If they asked me to use a certain bin - I would.
If I was house sitting and they said please contact these people if anything goes wrong - I would. I certainly wouldn't say "no" or "stop, enough". THAT is rude!
I wouldn't move anyone's wet washing anywhere
I wouldn't ignore requests to turn music/videos down.

She asked the guy to leave the room to get her kid to sleep...big deal. You'd get over that you wouldn't then be obnoxious and rude for the rest of the stay.

CoolforKittyCats · 07/06/2016 13:30

The OP states that if her partner had asked his dad to do these things he will do it. So its not a problem of him not understanding it is a problem of him not caring about her, not listening to her requests on purpose

OP also states she can be controlling. Don't see you calling for her to stop doing that.

You don't know if he 'navigated the airport' on his own. It hasn't been stated either way.

unlike the FIL MH diagnosis that you hadn't read about

WaspsandBeesSting · 07/06/2016 13:32

Or Whisky I would actually try to make people feel welcome on my home without throwing rules about, making them leave rooms and talking about their MH in a derogatory way.

OrangesandLemonsNow · 07/06/2016 13:34

Let's hope everyone sits is silence on the plane so OP can get her DC to sleep then Hmm

mercifulTehlu · 07/06/2016 13:37

Wow - what a thread. It never ceases to amaze me how rigid and hysterical some people can be about minor inconveniences and trivial, temporary domestic cleanliness/tidiness issues. Maybe the FIL IS awful, maybe he does have serious mh issues. However, neither of those conclusions are actually evident from the (at most) mildly irritating things the OP's said that he's done during this visit. What certainly is evident is that the OP has serious issues herself but expects the rest of the world to accommodate them, however rude and demanding she might be about it. Moving a pile of washing and putting a banana skin in the wrong bin? Seriously Confused.

Whisky2014 · 07/06/2016 13:40

Yeh I didn't see the post about the diagnosis, not sure how.

But if the OP says if the partner had asked his dad to do something, he will do it but not when the OP asks that is nothing to do with MH problems, is it?

zippey · 07/06/2016 13:46

He sounds awful. Just try and persevere though and then never again! It's your house, of course he should respect that.

Whisky2014 · 07/06/2016 13:48

Or Whisky I would actually try to make people feel welcome on my home without throwing rules about, making them leave rooms and talking about their MH in a derogatory way.

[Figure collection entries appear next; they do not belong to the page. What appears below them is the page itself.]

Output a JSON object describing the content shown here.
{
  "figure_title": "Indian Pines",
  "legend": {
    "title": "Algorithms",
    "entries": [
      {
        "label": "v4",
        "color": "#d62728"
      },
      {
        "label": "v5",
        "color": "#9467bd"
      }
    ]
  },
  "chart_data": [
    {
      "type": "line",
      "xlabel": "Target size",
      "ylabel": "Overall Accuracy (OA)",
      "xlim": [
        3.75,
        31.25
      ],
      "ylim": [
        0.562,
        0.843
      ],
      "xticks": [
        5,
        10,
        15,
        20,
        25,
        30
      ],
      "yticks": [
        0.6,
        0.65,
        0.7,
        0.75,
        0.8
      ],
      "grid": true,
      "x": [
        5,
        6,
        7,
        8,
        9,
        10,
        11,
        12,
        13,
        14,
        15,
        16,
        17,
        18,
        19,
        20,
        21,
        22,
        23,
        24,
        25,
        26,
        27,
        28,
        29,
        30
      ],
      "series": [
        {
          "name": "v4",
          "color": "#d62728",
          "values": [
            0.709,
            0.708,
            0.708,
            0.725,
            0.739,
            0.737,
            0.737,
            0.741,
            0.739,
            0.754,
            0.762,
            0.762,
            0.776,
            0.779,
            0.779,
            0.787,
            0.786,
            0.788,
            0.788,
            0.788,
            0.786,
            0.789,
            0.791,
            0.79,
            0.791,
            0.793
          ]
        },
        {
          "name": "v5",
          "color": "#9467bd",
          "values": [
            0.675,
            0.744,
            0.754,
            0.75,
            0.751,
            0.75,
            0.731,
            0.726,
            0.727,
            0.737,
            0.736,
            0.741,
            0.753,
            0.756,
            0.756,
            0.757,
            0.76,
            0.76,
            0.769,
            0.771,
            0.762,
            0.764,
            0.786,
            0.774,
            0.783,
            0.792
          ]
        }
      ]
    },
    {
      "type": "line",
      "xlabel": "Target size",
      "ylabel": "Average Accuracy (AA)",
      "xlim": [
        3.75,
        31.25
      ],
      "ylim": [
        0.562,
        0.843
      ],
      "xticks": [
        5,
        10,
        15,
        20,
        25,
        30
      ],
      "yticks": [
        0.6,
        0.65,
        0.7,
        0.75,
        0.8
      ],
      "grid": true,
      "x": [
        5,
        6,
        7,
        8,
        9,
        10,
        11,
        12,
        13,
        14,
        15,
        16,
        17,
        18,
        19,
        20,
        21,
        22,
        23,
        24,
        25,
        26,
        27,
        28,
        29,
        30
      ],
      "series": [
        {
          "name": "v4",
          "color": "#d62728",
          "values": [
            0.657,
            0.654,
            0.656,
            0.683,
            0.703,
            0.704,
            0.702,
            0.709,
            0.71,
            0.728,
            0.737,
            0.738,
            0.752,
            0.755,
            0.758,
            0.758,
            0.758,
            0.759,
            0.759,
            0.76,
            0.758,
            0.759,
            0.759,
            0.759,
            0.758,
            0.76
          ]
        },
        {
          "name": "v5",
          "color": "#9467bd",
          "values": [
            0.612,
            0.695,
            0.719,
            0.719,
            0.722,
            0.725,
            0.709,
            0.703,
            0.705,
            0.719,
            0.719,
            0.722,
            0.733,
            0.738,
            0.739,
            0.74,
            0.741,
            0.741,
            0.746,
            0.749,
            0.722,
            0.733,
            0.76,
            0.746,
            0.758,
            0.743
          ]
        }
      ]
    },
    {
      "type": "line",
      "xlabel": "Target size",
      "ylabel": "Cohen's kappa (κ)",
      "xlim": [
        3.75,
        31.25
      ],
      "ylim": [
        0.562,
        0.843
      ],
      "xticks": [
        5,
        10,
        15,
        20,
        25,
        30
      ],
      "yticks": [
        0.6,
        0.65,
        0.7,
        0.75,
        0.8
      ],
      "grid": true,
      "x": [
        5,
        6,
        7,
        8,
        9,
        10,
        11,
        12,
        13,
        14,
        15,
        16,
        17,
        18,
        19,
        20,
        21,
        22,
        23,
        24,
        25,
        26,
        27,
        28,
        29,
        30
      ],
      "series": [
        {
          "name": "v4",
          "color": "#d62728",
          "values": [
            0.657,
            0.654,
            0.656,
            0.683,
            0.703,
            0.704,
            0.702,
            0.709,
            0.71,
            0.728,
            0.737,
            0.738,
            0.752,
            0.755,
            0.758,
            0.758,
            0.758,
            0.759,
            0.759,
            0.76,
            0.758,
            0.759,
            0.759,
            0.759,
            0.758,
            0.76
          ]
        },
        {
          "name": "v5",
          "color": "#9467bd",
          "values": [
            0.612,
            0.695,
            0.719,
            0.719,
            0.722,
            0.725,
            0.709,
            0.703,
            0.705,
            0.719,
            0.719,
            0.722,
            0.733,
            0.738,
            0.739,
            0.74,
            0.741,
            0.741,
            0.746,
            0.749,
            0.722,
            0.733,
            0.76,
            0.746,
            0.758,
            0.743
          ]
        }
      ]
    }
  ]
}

But you would tell them the running*s of the house if they were staying there to house-sit for a few weeks, wouldn't you? So I'm not seeing "rules" here, I am seeing "this is how things are done in the house for smooth running" :s

halighhalighaliehaligh · 07/06/2016 13:52

He is probably refusing to co-operate with the op because she is being so rude and unwelcoming. Maybe he should turn the other cheek but when you are doing someone a favour and they are rude to you it doesn't tend to make you very well disposed towards them. If the op needs silence for her child to sleep and has to feed in a particular room then that's her prerogative but don't invite people to stay. You invite someone over then not let them so much as talk and send them off to their room like a naughty child at feeding times. Would anyone on here think that was an acceptable way to treat a guest or be happy with that kind of treatment themselves?